Court Opinion

ID: 2800511
Source: CourtListenerOpinion
Date Created: 2015-05-13 20:01:35.73736+00
Date Added: 2024-06-11T11:31:50.926958
License: Public Domain

FILED
                            NOT FOR PUBLICATION                               MAY 13 2015

                                                                          MOLLY C. DWYER, CLERK
                    UNITED STATES COURT OF APPEALS                          U.S. COURT OF APPEALS

                            FOR THE NINTH CIRCUIT

JOSE GUADALUPE SALAZAR-ROJAS,                    No. 10-73678

              Petitioner,                        Agency No. A092-023-080

 v.
                                                 MEMORANDUM*
LORETTA E. LYNCH,** Attorney
General,

              Respondent.

                     On Petition for Review of an Order of the
                         Board of Immigration Appeals

                             Submitted May 8, 2015***
                               Pasadena, California

Before: PREGERSON, TALLMAN, and NGUYEN, Circuit Judges.

      Jose Salazar-Rojas, a native and citizen of Mexico, petitions for review of

the Board of Immigration Appeals’ (“BIA”) dismissal of his appeal from an

        *
             This disposition is not appropriate for publication and is not precedent
except as provided by 9th Cir. R. 36-3.
       **
           Loretta E. Lynch is substituted for Eric H. Holder, Jr. as Attorney
General. Fed. R. App. P. 43(c)(2).
       ***
             The panel unanimously concludes this case is suitable for decision
without oral argument. See Fed. R. App. P. 34(a)(2).
immigration judge’s decision denying his applications for cancellation of removal

and voluntary departure. We have jurisdiction under 8 U.S.C. § 1252. “We review

de novo legal determinations regarding an alien’s eligibility for cancellation of

removal.” Camacho-Cruz v. Holder, 621 F.3d 941, 942 n.1 (9th Cir. 2010).
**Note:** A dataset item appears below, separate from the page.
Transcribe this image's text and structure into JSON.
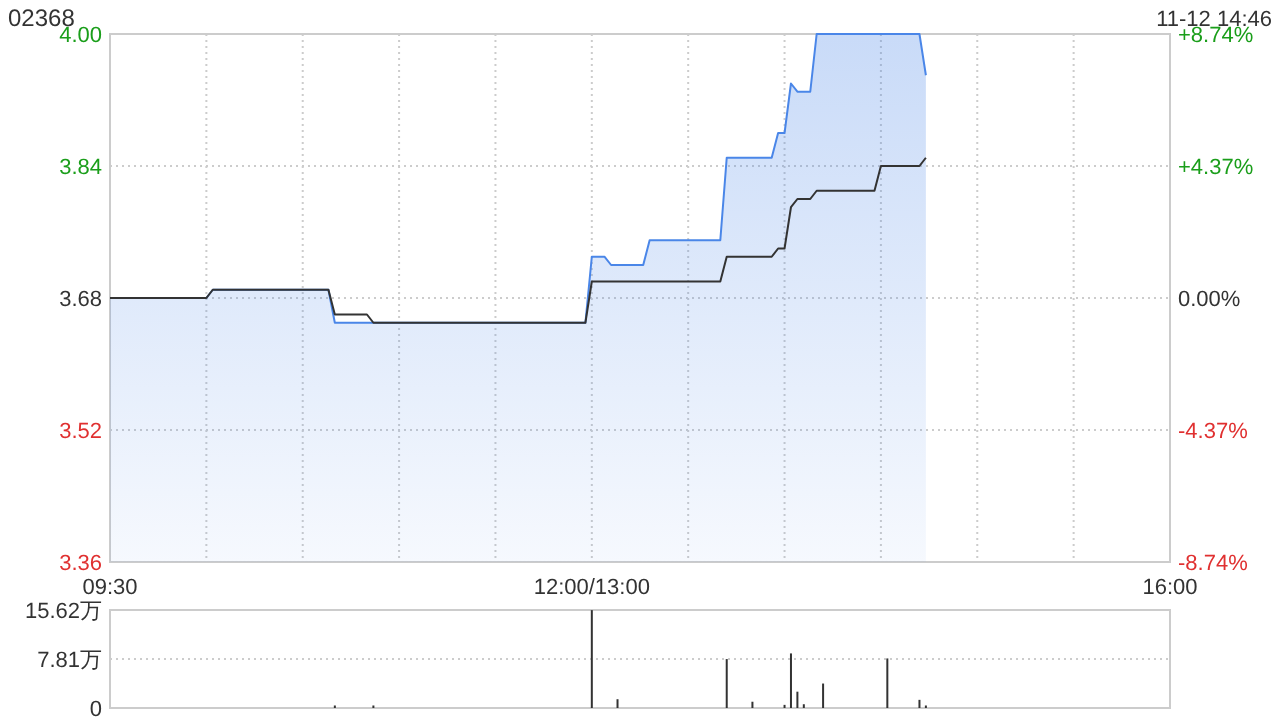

We

grant the petition for review and remand for consideration of Salazar-Rojas’s

application for cancellation of removal.

      The BIA erred when it held that Salazar-Rojas’s conviction alone for making

a false claim to U.S. citizenship, under 18 U.S.C. § 911, made him statutorily

ineligible for cancellation of removal as an alien who had falsely represented

“himself to be a citizen of the United States for any purpose or benefit under [the

INA] . . . or any Federal or State law.” 8 U.S.C. § 1227(a)(3)(D)(I) (emphasis

added). While conviction under 18 U.S.C. § 911 requires that a defendant

represent himself or herself to a be U.S. citizen “to someone with good reason to

inquire,” United States v. Karouni, 379 F.3d 1139, 1142 (9th Cir. 2004), acting for

a “purpose or benefit” under federal or state law is not an element of § 911.

Therefore, based on his conviction under § 911 alone, the BIA could not determine

that Salazar-Rojas was statutorily ineligible for cancellation of removal.

      In light of our disposition, we need not address Salazar-Rojas’s arguments

concerning voluntary departure.

      PETITION FOR REVIEW GRANTED; REMANDED.